We have pause buttons on our electronic devices. We need one on us that grabs our attention when we need to push it. Recently, in a conversation about a controversial issue with members of my family, I got surprised, hijacked by emotions, and forgot that I actually have a pause button. I was reactive (“How could you believe THAT?”) and got even more hijacked by being embarrassed that I was upset (“I know better than this.”)
As someone who teaches meditation, communication skills and brain science, and writes this blog about the importance of how we talk with one another, I felt chagrined and humbled. I got hijacked and lost track of my pause button. I really want to remember that I have the capacity to pause.
Even with training, it’s easy to forget. So, I am making 2016 the year of pausing more. In a culture of go-go meetings, non-stop media and 24/7 online connection, why would anyone need to pause?
I need to pause so I can:
- Make conscious choices about what to do and say (i.e., do the best I can to do no harm);
- Quiet the chatter and judgments in my head so I can really listen to others;
- Keep myself from being emotionally hijacked and unable to find the pause button; and
- Prevent or stop habitual “self-talk,” like criticizing myself for getting hijacked in the first place.

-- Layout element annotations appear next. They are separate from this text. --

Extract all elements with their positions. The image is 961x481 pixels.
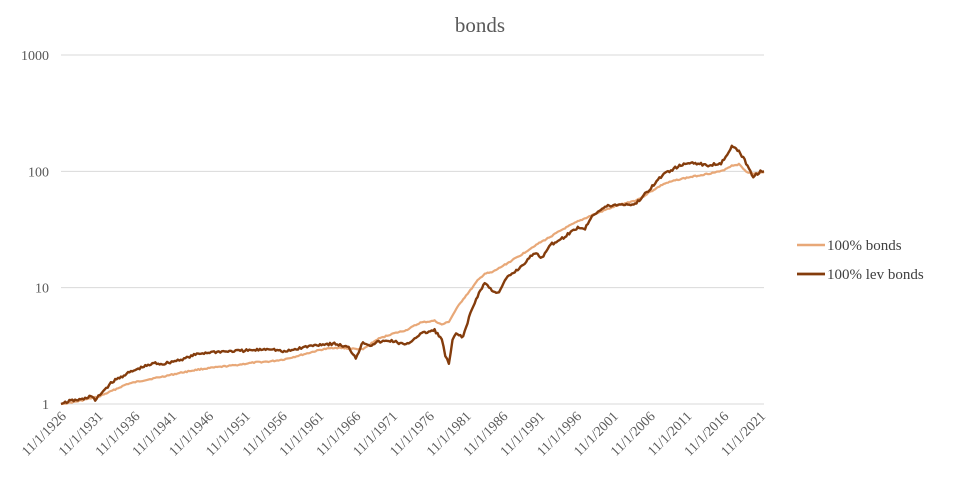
y-tick-label: 10 (35, 282, 49, 297)
legend-label-0: 100% bonds (827, 238, 902, 254)
grid-layer (61, 54, 764, 405)
y-tick-label: 1000 (21, 49, 49, 64)
legend-label-1: 100% lev bonds (827, 267, 924, 283)
x-axis-ticks: 11/1/192611/1/193111/1/193611/1/194111/1… (19, 409, 769, 459)
chart-title: bonds (455, 13, 505, 37)
y-tick-label: 1 (42, 398, 49, 413)
y-axis-ticks: 1 10 100 1000 (21, 49, 49, 413)
legend: 100% bonds 100% lev bonds (797, 238, 924, 283)
y-tick-label: 100 (28, 165, 49, 180)
series-line-1 (60, 144, 765, 406)
series-layer (60, 144, 765, 406)
series-line-0 (60, 162, 765, 406)
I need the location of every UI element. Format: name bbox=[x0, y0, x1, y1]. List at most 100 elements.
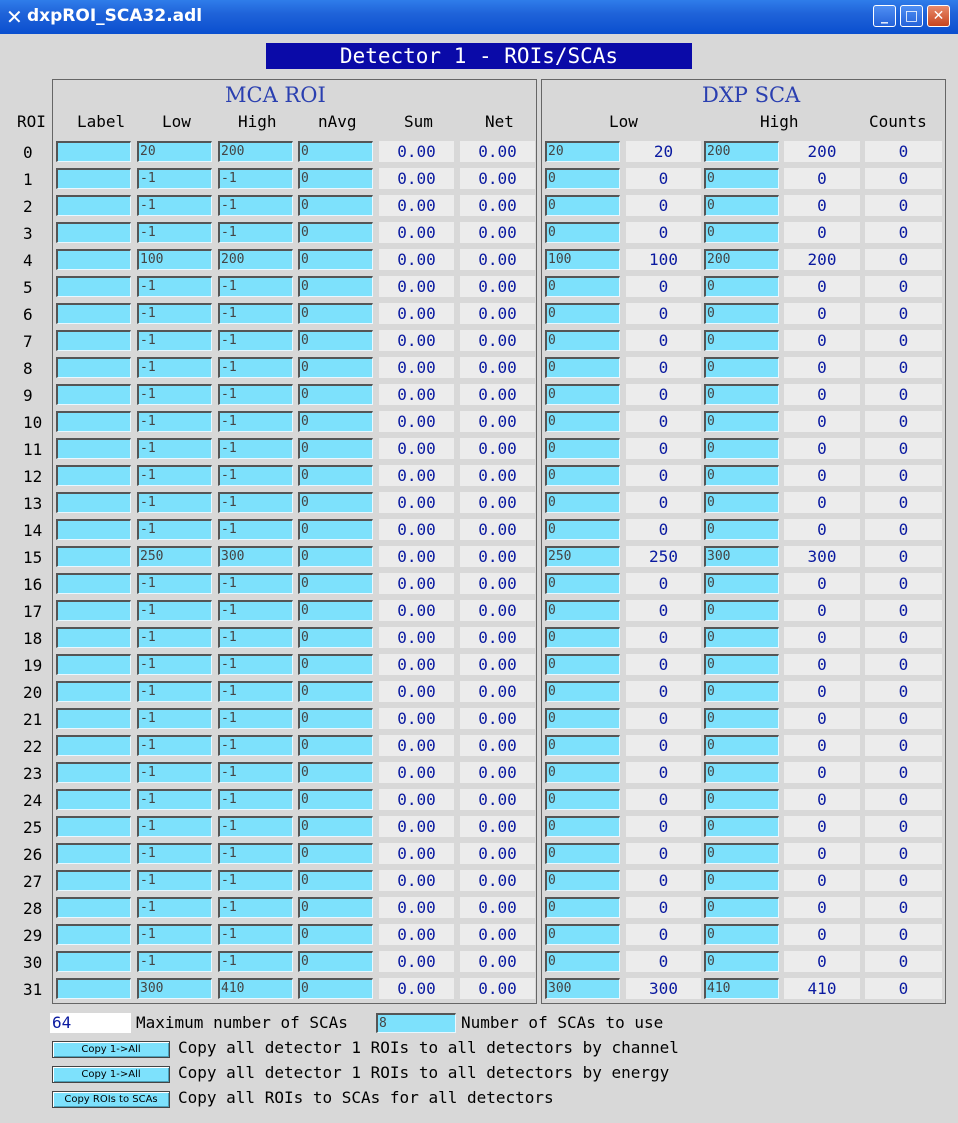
sca-high-input[interactable]: 0 bbox=[704, 330, 779, 351]
roi-low-input[interactable]: -1 bbox=[137, 708, 212, 729]
sca-high-input[interactable]: 0 bbox=[704, 222, 779, 243]
roi-high-input[interactable]: -1 bbox=[218, 519, 293, 540]
roi-navg-input[interactable]: 0 bbox=[298, 735, 373, 756]
roi-low-input[interactable]: -1 bbox=[137, 222, 212, 243]
sca-high-input[interactable]: 0 bbox=[704, 627, 779, 648]
sca-low-input[interactable]: 0 bbox=[545, 438, 620, 459]
sca-high-input[interactable]: 0 bbox=[704, 708, 779, 729]
roi-navg-input[interactable]: 0 bbox=[298, 249, 373, 270]
sca-low-input[interactable]: 0 bbox=[545, 654, 620, 675]
roi-navg-input[interactable]: 0 bbox=[298, 762, 373, 783]
sca-low-input[interactable]: 0 bbox=[545, 195, 620, 216]
roi-low-input[interactable]: 300 bbox=[137, 978, 212, 999]
roi-high-input[interactable]: -1 bbox=[218, 357, 293, 378]
sca-high-input[interactable]: 0 bbox=[704, 492, 779, 513]
roi-low-input[interactable]: -1 bbox=[137, 195, 212, 216]
roi-high-input[interactable]: -1 bbox=[218, 492, 293, 513]
sca-low-input[interactable]: 0 bbox=[545, 276, 620, 297]
roi-high-input[interactable]: -1 bbox=[218, 600, 293, 621]
roi-label-input[interactable] bbox=[56, 249, 131, 270]
roi-label-input[interactable] bbox=[56, 222, 131, 243]
roi-navg-input[interactable]: 0 bbox=[298, 303, 373, 324]
sca-high-input[interactable]: 0 bbox=[704, 897, 779, 918]
copy-by-channel-button[interactable]: Copy 1->All bbox=[52, 1041, 170, 1058]
roi-high-input[interactable]: -1 bbox=[218, 924, 293, 945]
sca-high-input[interactable]: 0 bbox=[704, 465, 779, 486]
sca-low-input[interactable]: 0 bbox=[545, 708, 620, 729]
roi-navg-input[interactable]: 0 bbox=[298, 924, 373, 945]
roi-high-input[interactable]: -1 bbox=[218, 465, 293, 486]
sca-high-input[interactable]: 0 bbox=[704, 654, 779, 675]
minimize-button[interactable]: _ bbox=[873, 5, 896, 27]
roi-high-input[interactable]: -1 bbox=[218, 168, 293, 189]
sca-low-input[interactable]: 250 bbox=[545, 546, 620, 567]
sca-low-input[interactable]: 20 bbox=[545, 141, 620, 162]
roi-navg-input[interactable]: 0 bbox=[298, 897, 373, 918]
roi-navg-input[interactable]: 0 bbox=[298, 789, 373, 810]
roi-low-input[interactable]: -1 bbox=[137, 600, 212, 621]
sca-low-input[interactable]: 0 bbox=[545, 492, 620, 513]
roi-low-input[interactable]: -1 bbox=[137, 168, 212, 189]
roi-label-input[interactable] bbox=[56, 843, 131, 864]
sca-high-input[interactable]: 0 bbox=[704, 870, 779, 891]
roi-low-input[interactable]: -1 bbox=[137, 870, 212, 891]
sca-high-input[interactable]: 410 bbox=[704, 978, 779, 999]
roi-label-input[interactable] bbox=[56, 357, 131, 378]
roi-label-input[interactable] bbox=[56, 303, 131, 324]
sca-high-input[interactable]: 0 bbox=[704, 681, 779, 702]
roi-navg-input[interactable]: 0 bbox=[298, 978, 373, 999]
sca-low-input[interactable]: 0 bbox=[545, 465, 620, 486]
roi-high-input[interactable]: 300 bbox=[218, 546, 293, 567]
roi-high-input[interactable]: -1 bbox=[218, 276, 293, 297]
roi-high-input[interactable]: -1 bbox=[218, 195, 293, 216]
sca-low-input[interactable]: 0 bbox=[545, 168, 620, 189]
copy-rois-to-scas-button[interactable]: Copy ROIs to SCAs bbox=[52, 1091, 170, 1108]
roi-low-input[interactable]: -1 bbox=[137, 843, 212, 864]
roi-label-input[interactable] bbox=[56, 600, 131, 621]
sca-low-input[interactable]: 0 bbox=[545, 627, 620, 648]
roi-navg-input[interactable]: 0 bbox=[298, 438, 373, 459]
roi-label-input[interactable] bbox=[56, 438, 131, 459]
roi-label-input[interactable] bbox=[56, 465, 131, 486]
sca-high-input[interactable]: 200 bbox=[704, 249, 779, 270]
sca-low-input[interactable]: 0 bbox=[545, 843, 620, 864]
sca-high-input[interactable]: 0 bbox=[704, 573, 779, 594]
roi-navg-input[interactable]: 0 bbox=[298, 708, 373, 729]
sca-high-input[interactable]: 0 bbox=[704, 276, 779, 297]
roi-navg-input[interactable]: 0 bbox=[298, 276, 373, 297]
roi-high-input[interactable]: -1 bbox=[218, 951, 293, 972]
roi-high-input[interactable]: -1 bbox=[218, 303, 293, 324]
roi-low-input[interactable]: -1 bbox=[137, 789, 212, 810]
roi-high-input[interactable]: -1 bbox=[218, 411, 293, 432]
roi-navg-input[interactable]: 0 bbox=[298, 816, 373, 837]
roi-navg-input[interactable]: 0 bbox=[298, 654, 373, 675]
roi-high-input[interactable]: -1 bbox=[218, 438, 293, 459]
close-button[interactable]: ✕ bbox=[927, 5, 950, 27]
sca-high-input[interactable]: 0 bbox=[704, 168, 779, 189]
roi-label-input[interactable] bbox=[56, 519, 131, 540]
sca-low-input[interactable]: 0 bbox=[545, 789, 620, 810]
roi-label-input[interactable] bbox=[56, 978, 131, 999]
roi-high-input[interactable]: 200 bbox=[218, 249, 293, 270]
sca-high-input[interactable]: 0 bbox=[704, 357, 779, 378]
roi-low-input[interactable]: 20 bbox=[137, 141, 212, 162]
sca-low-input[interactable]: 0 bbox=[545, 762, 620, 783]
sca-high-input[interactable]: 0 bbox=[704, 195, 779, 216]
roi-low-input[interactable]: -1 bbox=[137, 735, 212, 756]
roi-label-input[interactable] bbox=[56, 627, 131, 648]
roi-navg-input[interactable]: 0 bbox=[298, 573, 373, 594]
sca-low-input[interactable]: 0 bbox=[545, 870, 620, 891]
sca-high-input[interactable]: 0 bbox=[704, 411, 779, 432]
roi-low-input[interactable]: -1 bbox=[137, 303, 212, 324]
roi-high-input[interactable]: -1 bbox=[218, 222, 293, 243]
roi-high-input[interactable]: -1 bbox=[218, 654, 293, 675]
roi-navg-input[interactable]: 0 bbox=[298, 357, 373, 378]
sca-low-input[interactable]: 0 bbox=[545, 735, 620, 756]
roi-low-input[interactable]: -1 bbox=[137, 519, 212, 540]
roi-label-input[interactable] bbox=[56, 924, 131, 945]
roi-navg-input[interactable]: 0 bbox=[298, 195, 373, 216]
roi-high-input[interactable]: -1 bbox=[218, 897, 293, 918]
roi-low-input[interactable]: -1 bbox=[137, 924, 212, 945]
num-scas-input[interactable]: 8 bbox=[376, 1013, 456, 1033]
roi-label-input[interactable] bbox=[56, 330, 131, 351]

Pausing is an intentional interruption of activity so we can notice the dynamic stream of body sensations, emotions and thoughts inside us. Doing this for three breaths (or counting to 10 slowly) usually slows the internal activity and opens up space in which we can choose how we want to respond to a situation rather than reacting habitually.
I am more likely to remember to pause when I meditate and exercise regularly. Both of these create an inner atmosphere in which it is easier to pause; and for our bodies to return to or remain at a more human and considered pace.
This year I intend to not to go too long without pausing as I work at my desk, stand washing dishes, and talk in meetings with others. No one needs to know I am doing this. Try it right now: shift your attention to your breath, the sensations of your body on the chair, your feet on the floor, and notice your internal atmosphere. How is it “in there” right now?